Other visibility solutions are more advanced and more specialized. But like online tracking, they often are available as value-added services. And the goal is the same: enbabling shippers to easily monitor package movements within their supply chains and to use that information to improve customer service.

For example, R-Biopharm, a manufacturer of diagnostic products for the detection of residues in food, ships its testing kits Next Day Air across the United States. The company uses one carrier for its importing and shipping needs. It benefits from a Web-based application by learning of any delays that are due to severe weather or incorrect addresses. This information prompts the company to proactively alert customers such as hospitals, food manufacturers, Food and Drug Administration (FDA), Centers for Disease Control (CDC) and Department of Homeland Defense when the product will arrive.

So what are some of the steps that your company can take to improve supply chain visibility?

1. If you use a major delivery company to move your goods, whether documents, small packages or freight, request a meeting with your account person to ensure you're taking advantage of the visibility services that best fit your company.
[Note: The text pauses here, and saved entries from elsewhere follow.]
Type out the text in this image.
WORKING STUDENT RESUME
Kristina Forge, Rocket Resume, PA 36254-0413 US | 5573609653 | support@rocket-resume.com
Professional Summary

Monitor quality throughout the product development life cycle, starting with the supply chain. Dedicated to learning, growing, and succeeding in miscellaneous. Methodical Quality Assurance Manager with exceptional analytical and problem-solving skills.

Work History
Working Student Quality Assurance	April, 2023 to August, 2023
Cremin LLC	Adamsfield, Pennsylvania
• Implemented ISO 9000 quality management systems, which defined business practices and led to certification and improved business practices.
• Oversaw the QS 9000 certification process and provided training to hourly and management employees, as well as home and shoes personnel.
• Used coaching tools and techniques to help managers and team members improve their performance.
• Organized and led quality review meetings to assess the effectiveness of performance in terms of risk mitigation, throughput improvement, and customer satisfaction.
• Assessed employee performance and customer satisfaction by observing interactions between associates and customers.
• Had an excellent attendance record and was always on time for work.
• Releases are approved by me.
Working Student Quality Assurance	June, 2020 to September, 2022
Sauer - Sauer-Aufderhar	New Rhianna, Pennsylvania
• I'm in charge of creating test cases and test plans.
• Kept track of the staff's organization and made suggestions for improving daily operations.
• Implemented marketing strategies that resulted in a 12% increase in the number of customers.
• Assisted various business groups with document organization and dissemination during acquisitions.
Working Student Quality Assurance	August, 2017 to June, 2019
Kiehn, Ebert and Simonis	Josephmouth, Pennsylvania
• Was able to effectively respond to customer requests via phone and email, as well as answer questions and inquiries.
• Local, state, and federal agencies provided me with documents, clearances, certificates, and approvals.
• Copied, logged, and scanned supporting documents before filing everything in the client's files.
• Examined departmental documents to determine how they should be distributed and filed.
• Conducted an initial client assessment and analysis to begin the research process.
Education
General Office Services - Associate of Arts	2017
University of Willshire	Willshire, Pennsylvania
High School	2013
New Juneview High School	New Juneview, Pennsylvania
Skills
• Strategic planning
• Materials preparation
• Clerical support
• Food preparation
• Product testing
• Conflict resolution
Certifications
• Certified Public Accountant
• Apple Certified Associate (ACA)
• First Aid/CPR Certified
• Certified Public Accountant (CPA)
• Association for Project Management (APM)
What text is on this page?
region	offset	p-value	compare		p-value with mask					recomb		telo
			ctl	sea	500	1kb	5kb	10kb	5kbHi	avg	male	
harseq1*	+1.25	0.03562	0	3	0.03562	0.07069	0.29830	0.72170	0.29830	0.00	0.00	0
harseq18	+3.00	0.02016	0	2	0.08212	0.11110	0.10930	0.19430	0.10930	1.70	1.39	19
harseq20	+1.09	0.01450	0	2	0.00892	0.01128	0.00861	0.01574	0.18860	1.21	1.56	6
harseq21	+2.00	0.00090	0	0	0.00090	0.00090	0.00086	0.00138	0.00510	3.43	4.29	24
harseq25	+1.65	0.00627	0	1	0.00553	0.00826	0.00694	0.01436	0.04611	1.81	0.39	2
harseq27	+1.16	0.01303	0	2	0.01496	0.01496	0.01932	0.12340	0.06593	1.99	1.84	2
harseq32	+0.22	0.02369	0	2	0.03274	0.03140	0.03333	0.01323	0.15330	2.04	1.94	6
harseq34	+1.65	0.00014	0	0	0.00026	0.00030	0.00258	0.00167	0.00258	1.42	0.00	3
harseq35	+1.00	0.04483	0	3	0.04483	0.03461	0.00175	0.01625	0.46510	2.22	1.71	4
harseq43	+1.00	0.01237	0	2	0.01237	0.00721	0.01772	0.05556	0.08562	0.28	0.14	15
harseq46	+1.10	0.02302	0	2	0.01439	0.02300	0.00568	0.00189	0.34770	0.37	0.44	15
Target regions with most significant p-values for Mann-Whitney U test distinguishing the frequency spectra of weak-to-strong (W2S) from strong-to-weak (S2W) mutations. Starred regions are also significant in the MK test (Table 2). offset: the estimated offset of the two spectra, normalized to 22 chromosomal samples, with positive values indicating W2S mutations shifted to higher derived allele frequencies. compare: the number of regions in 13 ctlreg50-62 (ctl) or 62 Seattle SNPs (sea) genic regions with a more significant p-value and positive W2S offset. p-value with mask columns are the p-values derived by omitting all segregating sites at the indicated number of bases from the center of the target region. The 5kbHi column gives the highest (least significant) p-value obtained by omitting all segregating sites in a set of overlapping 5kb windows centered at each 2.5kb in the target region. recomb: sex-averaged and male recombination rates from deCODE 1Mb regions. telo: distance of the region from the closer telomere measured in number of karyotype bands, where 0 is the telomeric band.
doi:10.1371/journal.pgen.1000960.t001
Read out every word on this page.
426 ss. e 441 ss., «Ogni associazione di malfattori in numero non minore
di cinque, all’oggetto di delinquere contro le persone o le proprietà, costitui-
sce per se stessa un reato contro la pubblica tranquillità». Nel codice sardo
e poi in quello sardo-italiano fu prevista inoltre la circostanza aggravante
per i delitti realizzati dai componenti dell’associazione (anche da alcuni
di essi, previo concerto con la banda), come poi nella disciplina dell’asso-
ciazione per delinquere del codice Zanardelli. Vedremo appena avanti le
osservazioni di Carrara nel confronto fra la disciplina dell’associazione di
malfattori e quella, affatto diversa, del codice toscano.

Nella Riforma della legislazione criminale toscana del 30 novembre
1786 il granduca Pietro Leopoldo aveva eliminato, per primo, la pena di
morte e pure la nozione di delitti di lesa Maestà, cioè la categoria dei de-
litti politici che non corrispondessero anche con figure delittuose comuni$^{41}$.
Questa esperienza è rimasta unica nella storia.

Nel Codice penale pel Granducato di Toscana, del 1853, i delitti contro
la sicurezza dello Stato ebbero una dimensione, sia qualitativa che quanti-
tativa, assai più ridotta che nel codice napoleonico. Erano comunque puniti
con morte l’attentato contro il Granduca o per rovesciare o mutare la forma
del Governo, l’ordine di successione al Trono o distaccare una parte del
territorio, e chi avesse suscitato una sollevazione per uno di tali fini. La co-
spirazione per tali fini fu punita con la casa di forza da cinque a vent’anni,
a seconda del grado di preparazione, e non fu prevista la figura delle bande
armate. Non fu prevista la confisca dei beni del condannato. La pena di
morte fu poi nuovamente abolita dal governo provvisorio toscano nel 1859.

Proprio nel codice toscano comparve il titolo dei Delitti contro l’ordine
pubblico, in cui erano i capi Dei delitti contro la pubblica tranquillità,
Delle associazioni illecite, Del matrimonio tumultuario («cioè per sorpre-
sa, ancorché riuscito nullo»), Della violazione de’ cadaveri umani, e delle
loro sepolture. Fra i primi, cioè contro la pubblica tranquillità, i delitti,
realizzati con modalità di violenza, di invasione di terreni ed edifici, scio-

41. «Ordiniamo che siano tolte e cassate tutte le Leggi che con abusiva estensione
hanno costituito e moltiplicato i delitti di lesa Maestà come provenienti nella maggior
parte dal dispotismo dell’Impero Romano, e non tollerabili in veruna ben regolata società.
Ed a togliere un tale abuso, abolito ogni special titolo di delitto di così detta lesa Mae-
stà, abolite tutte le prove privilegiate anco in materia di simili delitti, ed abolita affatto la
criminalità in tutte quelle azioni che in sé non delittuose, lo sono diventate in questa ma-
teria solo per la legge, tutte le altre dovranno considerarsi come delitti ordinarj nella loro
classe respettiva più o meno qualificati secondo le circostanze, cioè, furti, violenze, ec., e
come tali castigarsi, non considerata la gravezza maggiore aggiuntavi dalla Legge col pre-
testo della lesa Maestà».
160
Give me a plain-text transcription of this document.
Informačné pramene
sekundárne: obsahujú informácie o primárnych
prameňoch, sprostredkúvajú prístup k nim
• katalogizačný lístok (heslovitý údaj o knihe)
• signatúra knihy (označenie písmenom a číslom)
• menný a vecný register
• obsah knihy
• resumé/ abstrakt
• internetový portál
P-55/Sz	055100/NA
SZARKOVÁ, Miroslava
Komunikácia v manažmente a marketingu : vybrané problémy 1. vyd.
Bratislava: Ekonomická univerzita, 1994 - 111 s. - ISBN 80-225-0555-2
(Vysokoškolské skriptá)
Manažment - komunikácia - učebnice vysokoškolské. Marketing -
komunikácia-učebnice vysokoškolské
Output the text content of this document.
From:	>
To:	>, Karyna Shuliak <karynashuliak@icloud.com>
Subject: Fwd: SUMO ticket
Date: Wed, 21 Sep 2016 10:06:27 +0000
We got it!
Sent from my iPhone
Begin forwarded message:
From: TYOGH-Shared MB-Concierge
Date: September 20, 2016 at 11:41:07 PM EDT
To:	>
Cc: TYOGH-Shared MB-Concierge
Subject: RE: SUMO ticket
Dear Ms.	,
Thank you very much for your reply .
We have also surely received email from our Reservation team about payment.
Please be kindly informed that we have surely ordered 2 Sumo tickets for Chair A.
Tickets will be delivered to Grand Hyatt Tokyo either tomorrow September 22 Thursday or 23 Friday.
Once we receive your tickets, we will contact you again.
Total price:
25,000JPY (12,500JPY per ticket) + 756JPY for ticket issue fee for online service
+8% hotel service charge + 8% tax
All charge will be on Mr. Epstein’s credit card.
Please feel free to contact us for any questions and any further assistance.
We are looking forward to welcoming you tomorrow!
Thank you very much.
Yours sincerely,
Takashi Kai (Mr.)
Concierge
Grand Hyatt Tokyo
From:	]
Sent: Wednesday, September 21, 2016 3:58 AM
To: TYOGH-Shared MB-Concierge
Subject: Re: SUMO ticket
Many of these solutions are available as value-added services.

2. If you plan to use a software application to help run your business — from enterprise resource planning (ERP) to accounting, customer relationship management (CRM), shopping cart and e-commerce systems, look for one with visibility tools built in. Many prominent software companies work with major shippers and 3PLs to strengthen their applications by integrating tracking functionality and other shipping tools.

3. Don't limit visibility information to the shipping department. For example, the finance department can use a confirmed delivery notice to automatically trigger invoices, cutting days off payment cycle times. And it can use electronically generated information about who initiated a shipment to easily assign billing charges to clients or internal departments at the end of the month. The customer service department can proactively contact customers when it receives information that a shipment is in route, or that it's been delayed due to weather or a customs issue, enhancing customer relationships.

4. Integrate visibility tools into your own Web site or other customer-facing components of your operation. Many companies have integrated online tracking and other shipping tools onto their own Web sites. This not only allows them to improve service to their own customers and cut down on where's my order phone calls, but it also drives additional traffic on your site as customers return to check on the status of their orders. Proactive notification of shipment status enables shippers to improve their customer service by proactively alerting customers of critical package status events.

Most shipping companies offer supply chain visibility solutions, and some go much further; it's worth your while to make sure the company you deal with offers the solution that's right for you. And if not, don't be afraid to shop around.